Lysine, threonine, tryptophan, and leucine are considered to be essential amino acids. Edamame gas all of these. It has essential amino acids, making it a complete protein source.

It’s a great source of fiber.

When you’re on keto, the lack of carbohydrates can often lead to a lack of fiber. This can cause issues in the digestive tract and lead to things like constipation. Like the fiber in edamame, eating fiber is an excellent way to keep your digestive health in line.

Edamame is packed with vitamins.

In addition to folate, edamame has high concentrations of riboflavin, vitamin E, copper, zinc, magnesium, thiamine, potassium, and manganese.
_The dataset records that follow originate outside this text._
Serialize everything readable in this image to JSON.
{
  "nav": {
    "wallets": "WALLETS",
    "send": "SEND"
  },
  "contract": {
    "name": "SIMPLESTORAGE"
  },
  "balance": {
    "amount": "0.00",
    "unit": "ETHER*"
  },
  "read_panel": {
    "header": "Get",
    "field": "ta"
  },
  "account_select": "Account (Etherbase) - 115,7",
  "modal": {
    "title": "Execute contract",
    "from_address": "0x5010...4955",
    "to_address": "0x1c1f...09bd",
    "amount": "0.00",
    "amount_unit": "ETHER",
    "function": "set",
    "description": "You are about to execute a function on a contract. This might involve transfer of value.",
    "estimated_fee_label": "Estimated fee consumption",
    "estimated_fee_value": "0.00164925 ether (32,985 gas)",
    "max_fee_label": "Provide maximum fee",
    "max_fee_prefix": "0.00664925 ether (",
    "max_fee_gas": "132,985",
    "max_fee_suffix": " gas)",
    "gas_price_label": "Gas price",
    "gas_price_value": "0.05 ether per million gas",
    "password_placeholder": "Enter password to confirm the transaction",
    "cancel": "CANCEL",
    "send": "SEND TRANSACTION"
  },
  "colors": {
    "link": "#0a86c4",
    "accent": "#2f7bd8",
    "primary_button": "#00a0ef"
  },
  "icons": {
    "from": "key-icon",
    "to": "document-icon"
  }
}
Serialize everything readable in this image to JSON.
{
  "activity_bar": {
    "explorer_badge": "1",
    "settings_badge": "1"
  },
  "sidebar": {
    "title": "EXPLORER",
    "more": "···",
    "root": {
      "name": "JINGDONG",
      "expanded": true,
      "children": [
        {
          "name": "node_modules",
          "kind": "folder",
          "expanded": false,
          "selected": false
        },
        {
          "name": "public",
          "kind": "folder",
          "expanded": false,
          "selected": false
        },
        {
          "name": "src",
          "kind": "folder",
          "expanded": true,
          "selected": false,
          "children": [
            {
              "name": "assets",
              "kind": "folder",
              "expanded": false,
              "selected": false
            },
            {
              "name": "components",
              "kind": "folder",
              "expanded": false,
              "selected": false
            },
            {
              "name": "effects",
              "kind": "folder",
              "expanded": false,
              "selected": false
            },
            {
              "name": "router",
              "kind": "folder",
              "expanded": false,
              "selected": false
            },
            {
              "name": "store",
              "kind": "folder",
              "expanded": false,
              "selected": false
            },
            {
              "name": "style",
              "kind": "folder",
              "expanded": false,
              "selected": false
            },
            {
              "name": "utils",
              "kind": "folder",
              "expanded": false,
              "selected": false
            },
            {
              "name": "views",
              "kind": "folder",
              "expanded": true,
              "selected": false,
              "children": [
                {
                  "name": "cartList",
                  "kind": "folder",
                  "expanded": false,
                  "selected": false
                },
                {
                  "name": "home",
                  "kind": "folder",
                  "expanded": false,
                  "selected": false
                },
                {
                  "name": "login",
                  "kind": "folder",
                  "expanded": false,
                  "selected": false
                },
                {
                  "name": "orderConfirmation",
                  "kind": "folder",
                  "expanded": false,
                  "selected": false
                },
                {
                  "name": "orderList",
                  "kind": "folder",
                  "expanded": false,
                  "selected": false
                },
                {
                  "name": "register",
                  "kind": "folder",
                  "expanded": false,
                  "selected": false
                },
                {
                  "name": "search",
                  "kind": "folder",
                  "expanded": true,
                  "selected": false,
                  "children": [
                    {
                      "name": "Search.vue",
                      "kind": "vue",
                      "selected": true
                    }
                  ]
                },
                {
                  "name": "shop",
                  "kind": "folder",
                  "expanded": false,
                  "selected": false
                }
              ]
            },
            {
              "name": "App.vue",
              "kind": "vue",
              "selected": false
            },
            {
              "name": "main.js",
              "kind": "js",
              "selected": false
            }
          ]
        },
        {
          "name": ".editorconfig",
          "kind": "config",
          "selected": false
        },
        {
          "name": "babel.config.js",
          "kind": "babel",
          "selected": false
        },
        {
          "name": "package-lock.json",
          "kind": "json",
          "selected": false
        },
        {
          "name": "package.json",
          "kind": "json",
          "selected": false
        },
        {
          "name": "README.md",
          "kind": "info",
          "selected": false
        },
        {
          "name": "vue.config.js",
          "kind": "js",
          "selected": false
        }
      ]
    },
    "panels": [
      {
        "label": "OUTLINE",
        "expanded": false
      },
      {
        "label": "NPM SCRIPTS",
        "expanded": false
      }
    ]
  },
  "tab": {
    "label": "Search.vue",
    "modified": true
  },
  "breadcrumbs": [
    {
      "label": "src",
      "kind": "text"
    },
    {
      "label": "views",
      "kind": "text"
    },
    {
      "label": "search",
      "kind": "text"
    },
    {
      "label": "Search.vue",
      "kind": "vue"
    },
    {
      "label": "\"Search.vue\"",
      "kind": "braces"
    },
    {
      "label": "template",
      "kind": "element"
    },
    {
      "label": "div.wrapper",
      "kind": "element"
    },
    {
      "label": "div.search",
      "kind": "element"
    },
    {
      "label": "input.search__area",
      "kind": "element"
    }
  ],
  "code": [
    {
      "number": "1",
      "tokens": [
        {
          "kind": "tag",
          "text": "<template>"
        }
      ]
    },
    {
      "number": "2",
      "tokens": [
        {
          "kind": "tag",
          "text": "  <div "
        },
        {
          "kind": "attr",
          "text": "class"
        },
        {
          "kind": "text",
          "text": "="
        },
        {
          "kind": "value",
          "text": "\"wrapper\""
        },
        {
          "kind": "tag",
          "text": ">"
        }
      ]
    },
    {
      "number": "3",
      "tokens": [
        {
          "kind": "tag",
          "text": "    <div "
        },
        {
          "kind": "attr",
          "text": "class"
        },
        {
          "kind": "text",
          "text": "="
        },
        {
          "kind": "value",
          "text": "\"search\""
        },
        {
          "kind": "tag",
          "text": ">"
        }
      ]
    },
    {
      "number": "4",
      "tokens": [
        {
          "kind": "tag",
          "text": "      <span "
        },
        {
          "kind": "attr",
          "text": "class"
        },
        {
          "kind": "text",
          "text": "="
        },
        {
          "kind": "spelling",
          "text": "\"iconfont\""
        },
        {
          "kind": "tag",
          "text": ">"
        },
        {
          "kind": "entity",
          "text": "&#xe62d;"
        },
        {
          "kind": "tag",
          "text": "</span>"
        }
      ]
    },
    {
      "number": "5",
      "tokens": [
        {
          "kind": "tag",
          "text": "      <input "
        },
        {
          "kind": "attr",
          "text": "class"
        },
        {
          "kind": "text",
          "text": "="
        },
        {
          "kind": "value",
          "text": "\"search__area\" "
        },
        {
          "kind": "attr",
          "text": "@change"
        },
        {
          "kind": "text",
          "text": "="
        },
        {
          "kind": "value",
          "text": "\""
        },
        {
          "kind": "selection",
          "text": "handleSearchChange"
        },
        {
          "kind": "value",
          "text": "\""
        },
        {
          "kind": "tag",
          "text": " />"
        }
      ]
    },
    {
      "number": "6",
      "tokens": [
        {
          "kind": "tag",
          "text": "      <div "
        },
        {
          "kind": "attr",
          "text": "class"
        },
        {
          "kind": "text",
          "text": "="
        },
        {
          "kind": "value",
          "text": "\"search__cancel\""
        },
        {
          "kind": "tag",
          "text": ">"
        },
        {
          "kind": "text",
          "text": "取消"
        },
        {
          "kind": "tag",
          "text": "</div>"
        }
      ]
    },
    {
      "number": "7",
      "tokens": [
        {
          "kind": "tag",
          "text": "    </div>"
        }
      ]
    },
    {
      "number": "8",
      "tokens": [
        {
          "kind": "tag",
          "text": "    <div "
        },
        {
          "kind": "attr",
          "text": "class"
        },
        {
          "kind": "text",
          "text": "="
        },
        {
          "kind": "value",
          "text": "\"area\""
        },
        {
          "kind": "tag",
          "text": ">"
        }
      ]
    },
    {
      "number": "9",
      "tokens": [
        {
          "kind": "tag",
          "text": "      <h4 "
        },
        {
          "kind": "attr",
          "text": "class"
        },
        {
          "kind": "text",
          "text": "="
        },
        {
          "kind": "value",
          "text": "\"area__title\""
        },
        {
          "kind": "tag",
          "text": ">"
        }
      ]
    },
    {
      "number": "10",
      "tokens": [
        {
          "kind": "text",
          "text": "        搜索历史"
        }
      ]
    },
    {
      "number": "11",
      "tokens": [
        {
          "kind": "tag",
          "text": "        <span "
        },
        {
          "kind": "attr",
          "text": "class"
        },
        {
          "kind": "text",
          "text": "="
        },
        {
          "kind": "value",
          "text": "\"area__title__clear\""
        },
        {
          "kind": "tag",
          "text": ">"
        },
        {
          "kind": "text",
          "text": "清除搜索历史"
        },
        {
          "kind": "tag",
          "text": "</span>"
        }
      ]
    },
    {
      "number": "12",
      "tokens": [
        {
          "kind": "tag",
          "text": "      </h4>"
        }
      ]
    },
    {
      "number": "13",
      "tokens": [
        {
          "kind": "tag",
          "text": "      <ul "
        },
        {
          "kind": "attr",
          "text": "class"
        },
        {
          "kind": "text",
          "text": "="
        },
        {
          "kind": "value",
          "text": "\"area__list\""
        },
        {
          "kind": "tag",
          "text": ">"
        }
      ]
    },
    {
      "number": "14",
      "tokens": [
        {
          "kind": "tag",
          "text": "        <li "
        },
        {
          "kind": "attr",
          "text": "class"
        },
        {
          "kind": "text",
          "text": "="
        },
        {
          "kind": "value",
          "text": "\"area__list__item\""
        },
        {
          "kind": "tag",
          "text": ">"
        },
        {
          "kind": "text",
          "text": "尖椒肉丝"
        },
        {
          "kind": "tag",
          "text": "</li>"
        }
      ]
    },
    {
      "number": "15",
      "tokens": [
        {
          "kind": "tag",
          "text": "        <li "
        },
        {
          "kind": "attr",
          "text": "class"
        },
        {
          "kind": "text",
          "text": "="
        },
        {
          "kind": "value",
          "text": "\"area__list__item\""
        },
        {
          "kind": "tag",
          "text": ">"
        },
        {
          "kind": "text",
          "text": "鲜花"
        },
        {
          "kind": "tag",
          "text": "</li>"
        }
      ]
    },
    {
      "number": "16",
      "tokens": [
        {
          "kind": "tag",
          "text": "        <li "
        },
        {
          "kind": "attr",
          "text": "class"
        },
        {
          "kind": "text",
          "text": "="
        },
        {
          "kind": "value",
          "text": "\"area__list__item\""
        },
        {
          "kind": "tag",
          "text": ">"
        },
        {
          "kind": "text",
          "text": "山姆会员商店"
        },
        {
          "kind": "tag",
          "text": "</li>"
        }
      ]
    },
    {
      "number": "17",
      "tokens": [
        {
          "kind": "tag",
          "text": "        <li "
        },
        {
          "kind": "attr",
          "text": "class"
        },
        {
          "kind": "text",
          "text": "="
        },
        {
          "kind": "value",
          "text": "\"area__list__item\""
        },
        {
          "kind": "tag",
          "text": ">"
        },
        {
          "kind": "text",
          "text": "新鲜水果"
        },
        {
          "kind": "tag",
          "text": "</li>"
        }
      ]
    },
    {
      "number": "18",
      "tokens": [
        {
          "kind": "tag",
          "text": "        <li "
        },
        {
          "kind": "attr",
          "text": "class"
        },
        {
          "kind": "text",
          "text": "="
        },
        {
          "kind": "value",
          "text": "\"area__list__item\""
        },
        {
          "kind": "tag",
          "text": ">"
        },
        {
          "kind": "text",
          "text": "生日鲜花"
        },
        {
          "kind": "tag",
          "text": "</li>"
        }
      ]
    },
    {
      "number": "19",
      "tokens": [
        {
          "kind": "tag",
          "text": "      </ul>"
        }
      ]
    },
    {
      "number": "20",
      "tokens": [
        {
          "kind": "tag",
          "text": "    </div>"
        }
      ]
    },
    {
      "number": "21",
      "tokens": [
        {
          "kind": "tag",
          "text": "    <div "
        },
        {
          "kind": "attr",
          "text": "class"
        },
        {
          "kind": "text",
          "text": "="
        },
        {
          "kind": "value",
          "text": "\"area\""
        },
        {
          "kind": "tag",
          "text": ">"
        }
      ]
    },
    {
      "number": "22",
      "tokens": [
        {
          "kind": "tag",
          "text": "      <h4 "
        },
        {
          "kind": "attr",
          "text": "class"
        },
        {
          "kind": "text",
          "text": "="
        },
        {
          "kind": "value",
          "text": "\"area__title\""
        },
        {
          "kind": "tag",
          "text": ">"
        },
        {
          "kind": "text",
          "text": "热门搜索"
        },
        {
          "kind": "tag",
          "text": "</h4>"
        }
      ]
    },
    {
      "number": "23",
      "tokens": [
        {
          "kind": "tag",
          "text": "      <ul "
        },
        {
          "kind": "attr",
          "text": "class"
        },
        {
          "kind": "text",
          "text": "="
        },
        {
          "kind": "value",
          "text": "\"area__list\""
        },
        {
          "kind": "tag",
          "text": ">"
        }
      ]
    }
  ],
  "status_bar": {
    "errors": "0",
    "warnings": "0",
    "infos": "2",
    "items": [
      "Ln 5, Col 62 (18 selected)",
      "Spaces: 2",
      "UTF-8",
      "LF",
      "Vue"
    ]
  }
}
Plus, it has good amounts of vitamin C, calcium, and vitamin K. These vitamins are important in any diet, especially keto.

It can help fight disease.

The isoflavones in edamame can help to fight many diseases, even cancer. Isoflavones are an antioxidant that helps to lower inflammation in the body. It can even help reduce the risk of stroke.

It can help with weight management.

The fiber and protein content in edamame can help you to feel more full or reduce your appetite. This can help you eat less and lose more weight. You should feel full for a longer period because of the fiber content.


Edamame is a great source of protein and fiber with a relatively low net carbohydrate count. It won’t greatly impact your daily carbohydrate limit or raise blood sugar significantly. Plus, edamame has many additional health benefits that make it hard to pass up as a good vegetable option on the keto diet.